Prévention de l’extrémisme violent religieux : une approche théologico-comportementaliste

Origine de la démarche

A l’époque où le programme a été conçu, avant même sa mise en œuvre et plus encore son évaluation, les travaux scientifiques théoriques ou à finalité opérationnelle étaient en France à peu près inexistants, sinon inexistants. La participation du directeur du programme AMAL à plusieurs programmes de recherche européens, dans le cadre du financement FP7, lui a permis, en amont de l’émergence d’une politique publique sur ce thème en France, de prendre part et contribuer à l’avancée de la recherche théorique et opérationnelle en Europe (SAFIRE, IMPACT-EU), etc. L’angle adopté a par conséquent été d’associer certaines pratiques opérationnelles validées ou émergentes et des résultats scientifiques robustes, en particulier, point central, sur les caractéristiques non linéaires et multivariables de tout processus individuel de basculement progressif dans l’extrémisme violent, en particulier religieux. De ce point de vue, l’approche psychologique TCC fut privilégiée au regard de l’approche de type psychanalytique pour plusieurs raisons : les programmes de recherche européens ou transatlantiques auxquels nous avons participé à l’époque favorisaient cette approche et ses outils. Le corpus, si l’on ose dire, était sous nos yeux. Il restait à l’appliquer et à l’adapter aux spécificités et contraintes de la France, pays où, on le sait la psychanalyse reste prééminente. A cet égard, la Direction de l’administration pénitentiaire a montré une attitude indifférenciée et ouverte. Surtout, le temps psychanalytique du transfert peut être long, la perlaboration progressive et lente, sans même parler de l’importance fondamentale de la fin de cet effort bilatéral . Cet aspect était ontologiquement contradictoire avec le délai qui nous était imparti.
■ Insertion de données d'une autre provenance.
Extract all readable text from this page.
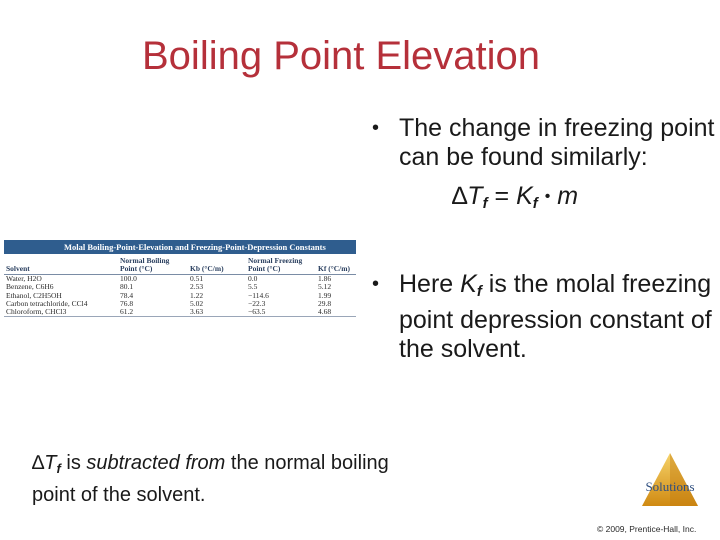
Boiling Point Elevation
• The change in freezing point can be found similarly:
$\Delta T_f = K_f$ • m
• Here $K_f$ is the molal freezing point depression constant of the solvent.
Molal Boiling-Point-Elevation and Freezing-Point-Depression Constants
Solvent	Normal Boiling Point (°C)	Kb (°C/m)	Normal Freezing Point (°C)	Kf (°C/m)
Water, H2O	100.0	0.51	0.0	1.86
Benzene, C6H6	80.1	2.53	5.5	5.12
Ethanol, C2H5OH	78.4	1.22	−114.6	1.99
Carbon tetrachloride, CCl4	76.8	5.02	−22.3	29.8
Chloroform, CHCl3	61.2	3.63	−63.5	4.68
$\Delta T_f$ is subtracted from the normal boiling point of the solvent.	Solutions
© 2009, Prentice-Hall, Inc.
Enfin, la question de l’évaluation était ici sensible, compte tenu de la sensibilité particulière de la population avec laquelle nous travaillions – douze détenus en attente de jugement ou jugés en lien avec des affaires relevant de la législation anti-terroriste, et/ou précisément du djihad en Syrie.

Approche cognitivo-comportementale dans le cadre du programme

Dans le modèle cognitivo-comportemental, élaboré sur le corpus scientifique des théories de l’apprentissage, on considère que les facteurs génétiques et biologiques constituent le fondement à partir duquel l’environnement va former les comportements. La prise en charge s’appuie sur quatre axes principaux : comportemental, physiologique, cognitif et émotionnel. Le travail psychothérapeutique sur ces différents axes permet d’identifier les mécanismes de déclenchement et de maintien du trouble : facteurs prédisposants, facteurs précipitants. Compte tenu de l’objet du programme, et des profils des bénéficiaires, et au regard des retours d’expérience dont nous disposions, nous avons calibré une partie de notre démarche sur la prise en considération de syndromes post-traumatiques éventuels, et des difficultés comportementales à gérer la frustration, et la colère et les violences physiques ou verbales. Au demeurant, ces aspects ont au préalable fait l’objet de la réalisation d’un guide à destination de l’équipe proposant des solutions fondées sur l’affirmation de soi et la gestion non agressive, y compris en recourant à la dimension religieuse, des différends susceptibles de surgir, en particulier en début de programme (disqualification de principe des intervenants, refus du travail avec des intervenants féminins, violences, agression/attaque, éruption de colère, apparition de leaders négatifs), etc.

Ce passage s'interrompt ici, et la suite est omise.